SOUTH HADLEY — This year’s special Town Meeting will take place on Wednesday, Nov. 13 at 6 p.m. at Pioneer Valley Performing Arts Charter School, located at 15 Mulligan Dr.
The warrant features 12 articles with the final seven articles dealing with bylaw amendments. The Select Board approved the warrant during its meeting and can be found at tinyurl.com/89c7symz.
The first four articles feature hearing reports, amend previous capital budgets and transferring funds to different accounts.
Article 5 is an unhitched trailer bylaw that prohibits unhitched trailers on public ways with several exemptions. The article will see if the town will vote to amend Chapter 179 by adding a new section.
The Traffic Review Committee discussed this article and if approved at Town Meeting, there would be eight exemptions to the bylaw and a new added subsection.
Article 6 would add a bylaw that deals with animal impoundment. South Hadley currently has no protocol to a impound a dog or animal and doesn’t have a pound to keep that animal.
The bylaw would allow the town to house the animal found without a license, an animal that acts as a nuisance or danger to residents or any animal that violated a bylaw by Select Board order.
Article 7 and 8 deals a nuisance bylaw amendment and enforcement. At May Town Meeting, a nuisance bylaw amendment that dealt with unreasonable noise, property maintenance and the enforcement of them.

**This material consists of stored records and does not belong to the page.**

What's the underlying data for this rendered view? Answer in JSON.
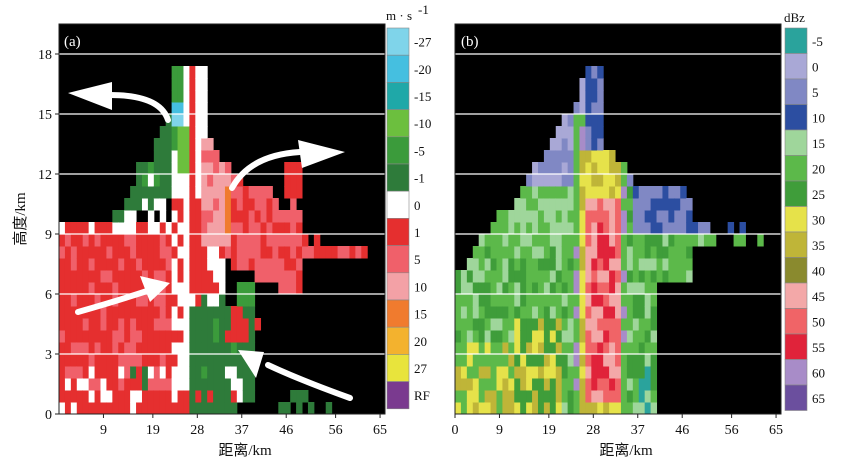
{
  "chart_data": [
    {
      "type": "heatmap",
      "panel_label": "(a)",
      "xlabel": "距离/km",
      "ylabel": "高度/km",
      "xlim": [
        0,
        66
      ],
      "ylim": [
        0,
        19.5
      ],
      "xticks": [
        "9",
        "19",
        "28",
        "37",
        "46",
        "56",
        "65"
      ],
      "yticks": [
        "0",
        "3",
        "6",
        "9",
        "12",
        "15",
        "18"
      ],
      "grid": true,
      "colorbar": {
        "unit": "m · s",
        "unit_exp": "-1",
        "labels": [
          "-27",
          "-20",
          "-15",
          "-10",
          "-5",
          "-1",
          "0",
          "1",
          "5",
          "10",
          "15",
          "20",
          "27",
          "RF"
        ],
        "colors": [
          "#7fd4ea",
          "#45bfe0",
          "#1fa8a8",
          "#6cbf3e",
          "#3b9b3b",
          "#2e7b3a",
          "#ffffff",
          "#e52f2f",
          "#f0606a",
          "#f3a1a6",
          "#f07b2e",
          "#f3b22e",
          "#e8e43c",
          "#7a3a8f"
        ]
      },
      "annotation": "flow arrows (white)"
    },
    {
      "type": "heatmap",
      "panel_label": "(b)",
      "xlabel": "距离/km",
      "ylabel": "",
      "xlim": [
        0,
        66
      ],
      "ylim": [
        0,
        19.5
      ],
      "xticks": [
        "0",
        "9",
        "19",
        "28",
        "37",
        "46",
        "56",
        "65"
      ],
      "yticks": [],
      "grid": true,
      "colorbar": {
        "unit": "dBz",
        "labels": [
          "-5",
          "0",
          "5",
          "10",
          "15",
          "20",
          "25",
          "30",
          "35",
          "40",
          "45",
          "50",
          "55",
          "60",
          "65"
        ],
        "colors": [
          "#2aa39c",
          "#a9a8d6",
          "#8088c4",
          "#2c4ea1",
          "#9fd69b",
          "#5cb94a",
          "#3f9d3a",
          "#e6e24a",
          "#bfb538",
          "#8a8a2e",
          "#f3a8a8",
          "#f06467",
          "#e0233a",
          "#a88cc8",
          "#6b4f9e"
        ]
      }
    }
  ]
}
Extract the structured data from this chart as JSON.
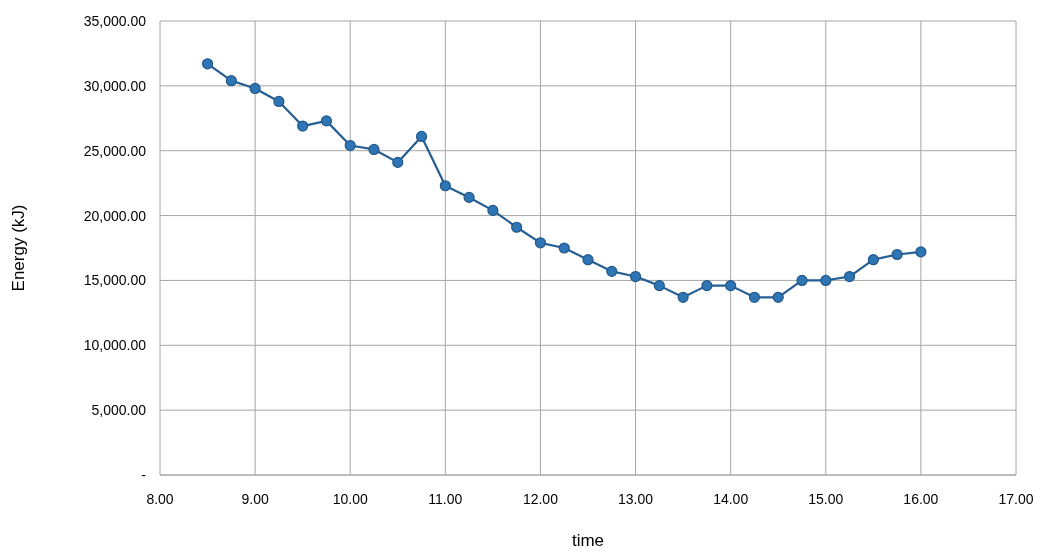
{
  "chart_data": {
    "type": "line",
    "xlabel": "time",
    "ylabel": "Energy (kJ)",
    "x": [
      8.5,
      8.75,
      9,
      9.25,
      9.5,
      9.75,
      10,
      10.25,
      10.5,
      10.75,
      11,
      11.25,
      11.5,
      11.75,
      12,
      12.25,
      12.5,
      12.75,
      13,
      13.25,
      13.5,
      13.75,
      14,
      14.25,
      14.5,
      14.75,
      15,
      15.25,
      15.5,
      15.75,
      16
    ],
    "series": [
      {
        "color": "#2e75b6",
        "values": [
          31700,
          30400,
          29800,
          28800,
          26900,
          27300,
          25400,
          25100,
          24100,
          26100,
          22300,
          21400,
          20400,
          19100,
          17900,
          17500,
          16600,
          15700,
          15300,
          14600,
          13700,
          14600,
          14600,
          13700,
          13700,
          15000,
          15000,
          15300,
          16600,
          17000,
          17200
        ]
      }
    ],
    "xlim": [
      8,
      17
    ],
    "xticks": [
      {
        "value": 8,
        "label": "8.00"
      },
      {
        "value": 9,
        "label": "9.00"
      },
      {
        "value": 10,
        "label": "10.00"
      },
      {
        "value": 11,
        "label": "11.00"
      },
      {
        "value": 12,
        "label": "12.00"
      },
      {
        "value": 13,
        "label": "13.00"
      },
      {
        "value": 14,
        "label": "14.00"
      },
      {
        "value": 15,
        "label": "15.00"
      },
      {
        "value": 16,
        "label": "16.00"
      },
      {
        "value": 17,
        "label": "17.00"
      }
    ],
    "ylim": [
      0,
      35000
    ],
    "yticks": [
      {
        "value": 0,
        "label": "-"
      },
      {
        "value": 5000,
        "label": "5,000.00"
      },
      {
        "value": 10000,
        "label": "10,000.00"
      },
      {
        "value": 15000,
        "label": "15,000.00"
      },
      {
        "value": 20000,
        "label": "20,000.00"
      },
      {
        "value": 25000,
        "label": "25,000.00"
      },
      {
        "value": 30000,
        "label": "30,000.00"
      },
      {
        "value": 35000,
        "label": "35,000.00"
      }
    ],
    "grid": true,
    "marker": "circle",
    "line_style": "solid"
  }
}
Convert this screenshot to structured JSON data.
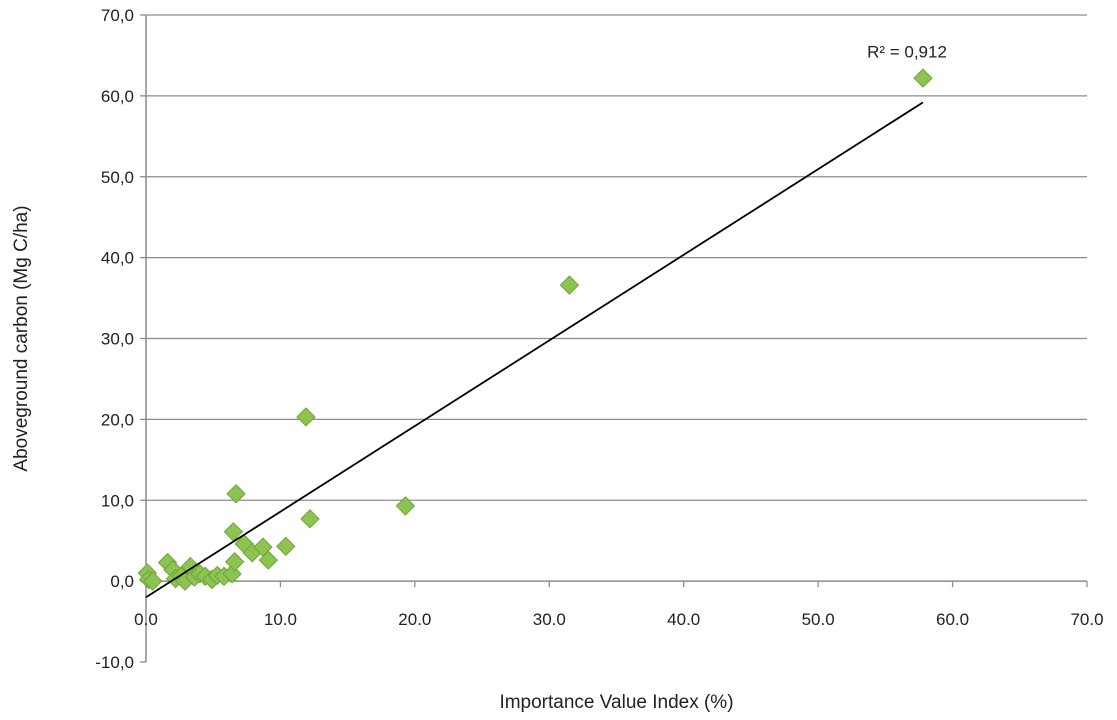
{
  "chart_data": {
    "type": "scatter",
    "title": "",
    "xlabel": "Importance Value Index (%)",
    "ylabel": "Aboveground carbon (Mg C/ha)",
    "xlim": [
      0,
      70
    ],
    "ylim": [
      -10,
      70
    ],
    "x_ticks": [
      {
        "value": 0,
        "label": "0.0"
      },
      {
        "value": 10,
        "label": "10.0"
      },
      {
        "value": 20,
        "label": "20.0"
      },
      {
        "value": 30,
        "label": "30.0"
      },
      {
        "value": 40,
        "label": "40.0"
      },
      {
        "value": 50,
        "label": "50.0"
      },
      {
        "value": 60,
        "label": "60.0"
      },
      {
        "value": 70,
        "label": "70.0"
      }
    ],
    "y_ticks": [
      {
        "value": -10,
        "label": "-10,0"
      },
      {
        "value": 0,
        "label": "0,0"
      },
      {
        "value": 10,
        "label": "10,0"
      },
      {
        "value": 20,
        "label": "20,0"
      },
      {
        "value": 30,
        "label": "30,0"
      },
      {
        "value": 40,
        "label": "40,0"
      },
      {
        "value": 50,
        "label": "50,0"
      },
      {
        "value": 60,
        "label": "60,0"
      },
      {
        "value": 70,
        "label": "70,0"
      }
    ],
    "grid": "horizontal",
    "legend": "none",
    "marker_color": "#8dc350",
    "marker_edge_color": "#6fa43a",
    "trendline_color": "#000000",
    "series": [
      {
        "marker": "diamond",
        "points": [
          {
            "x": 0.1,
            "y": 1.0
          },
          {
            "x": 0.2,
            "y": 0.2
          },
          {
            "x": 0.5,
            "y": 0.0
          },
          {
            "x": 1.6,
            "y": 2.3
          },
          {
            "x": 2.0,
            "y": 1.4
          },
          {
            "x": 2.2,
            "y": 0.3
          },
          {
            "x": 2.6,
            "y": 0.6
          },
          {
            "x": 2.9,
            "y": 0.0
          },
          {
            "x": 3.3,
            "y": 1.8
          },
          {
            "x": 3.6,
            "y": 0.5
          },
          {
            "x": 4.0,
            "y": 0.9
          },
          {
            "x": 4.4,
            "y": 0.6
          },
          {
            "x": 4.9,
            "y": 0.2
          },
          {
            "x": 5.3,
            "y": 0.7
          },
          {
            "x": 5.8,
            "y": 0.6
          },
          {
            "x": 6.4,
            "y": 0.9
          },
          {
            "x": 6.5,
            "y": 6.1
          },
          {
            "x": 6.6,
            "y": 2.4
          },
          {
            "x": 6.7,
            "y": 10.8
          },
          {
            "x": 7.3,
            "y": 4.6
          },
          {
            "x": 7.9,
            "y": 3.5
          },
          {
            "x": 8.7,
            "y": 4.2
          },
          {
            "x": 9.1,
            "y": 2.6
          },
          {
            "x": 10.4,
            "y": 4.3
          },
          {
            "x": 11.9,
            "y": 20.3
          },
          {
            "x": 12.2,
            "y": 7.7
          },
          {
            "x": 19.3,
            "y": 9.3
          },
          {
            "x": 31.5,
            "y": 36.6
          },
          {
            "x": 57.8,
            "y": 62.2
          }
        ]
      }
    ],
    "trendline": {
      "x": [
        0,
        57.8
      ],
      "y": [
        -2.0,
        59.2
      ]
    },
    "annotations": [
      {
        "text": "R² = 0,912",
        "x": 57.8,
        "y": 65.5
      }
    ]
  }
}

It was tabled to next Town Meeting after a lengthy conversation.
The Board of Health and Conservation Commission looked to eliminate section 179.4 of the town’s bylaws, stating that all property owners will be responsible to keep their property in a reasonable state of repair. Grass will be kept no higher than 6 inches; leaves, excessive grass clippings will be removed, composted or otherwise properly disposed of; damaged branches will be addressed; and other debris or litter will be eliminated from the property.
At the November special Town Meeting, Article 7 will look to eliminate section 179.4 and Article 8 will look for the approval to add the enforcement and fines for unreasonable noise.
Articles 9-12 were all proposed by the Planning Board and Select Board Chair Andrea Miles said the board has received “a bunch” of emails asking the Select Board to not include various zoning bylaws but said she was hesitant to do so because “that would be the Select Board suggesting that the Planning Board hadn’t been doing their job,” and “we have elected Town Meeting members and it is their job to vote on the articles.”
Article 9 is an amendment to Zoning Bylaw 255-31 Flexible Development and 255 Attachment 1 Use Regulations Schedule.
Based on the background, the Planning Board has been working on amendments to the 1995 Subdivision Regulations since July 2023.
The amendments have some implications on the Zoning Bylaw, specifically the Flexible Development Bylaw 255-31, which needs to be addressed before any changes to the Subdivision Regulations can be adopted by the Planning Board.
Flexible Development is a zoning tool that essentially creates a subdivision or other residential development with multiple dwellings with a portion of the site devoted to protected open space.
The proposed amendments to the Flexible Development Bylaw are needed to ensure consistency with the updated Subdivision Regulations, and to incentivize use of it as an alternative to a traditional subdivision which does not require any protection of open space.
The Planning Board stated that since adoption of the Flexible Development Bylaw in 2004, it has only been used three times and is therefore not an effective zoning tool for stimulating new residential development that has the added benefit of protecting open space.
Article 10 will see if the town will vote to adopt a new Zoning Bylaw Common Drive to regulate multi-family developments and developments with more than one building for dwelling purposes on a single parcel of land.
The intent of this bylaw is to remove regulation of non-subdivision roads from the Subdivision Regulations, and establish standards for their design, construction and maintenance separately within the Zoning Bylaw.
An example of a non-subdivision roadway, called a “common drive”, would be a roadway within a multifamily development such as a condominium complex.
Article 11 is to see if the town will vote to adopt a new Zoning Bylaw Common Open Space to provide consistent standards for the provision and maintenance of such wherever common open space is required as a component of a residential development within the Zoning Bylaw.
The intent of this bylaw is to create consistent standards for common open space for all sections of the Zoning Bylaw where such is required.
The proposed bylaw is essentially composed of all of the common open space standards that are being pulled out of the Flexible Development Bylaw.
Article 12 is to see if the town will vote to amend the Zoning Bylaw Chapter 255-47 multi-family and multiple dwellings by deleting subsection D. The proposed Zoning Bylaw package addresses numerous goals, objectives, and actions in the 2020 Master Plan.
Multiple public meetings and hearings have been hosted on these four bylaws before the proposed amendments were sent to the Select Board. Background information and discussion during past meetings and hearings will be available on the town website under Town Meeting warrant information.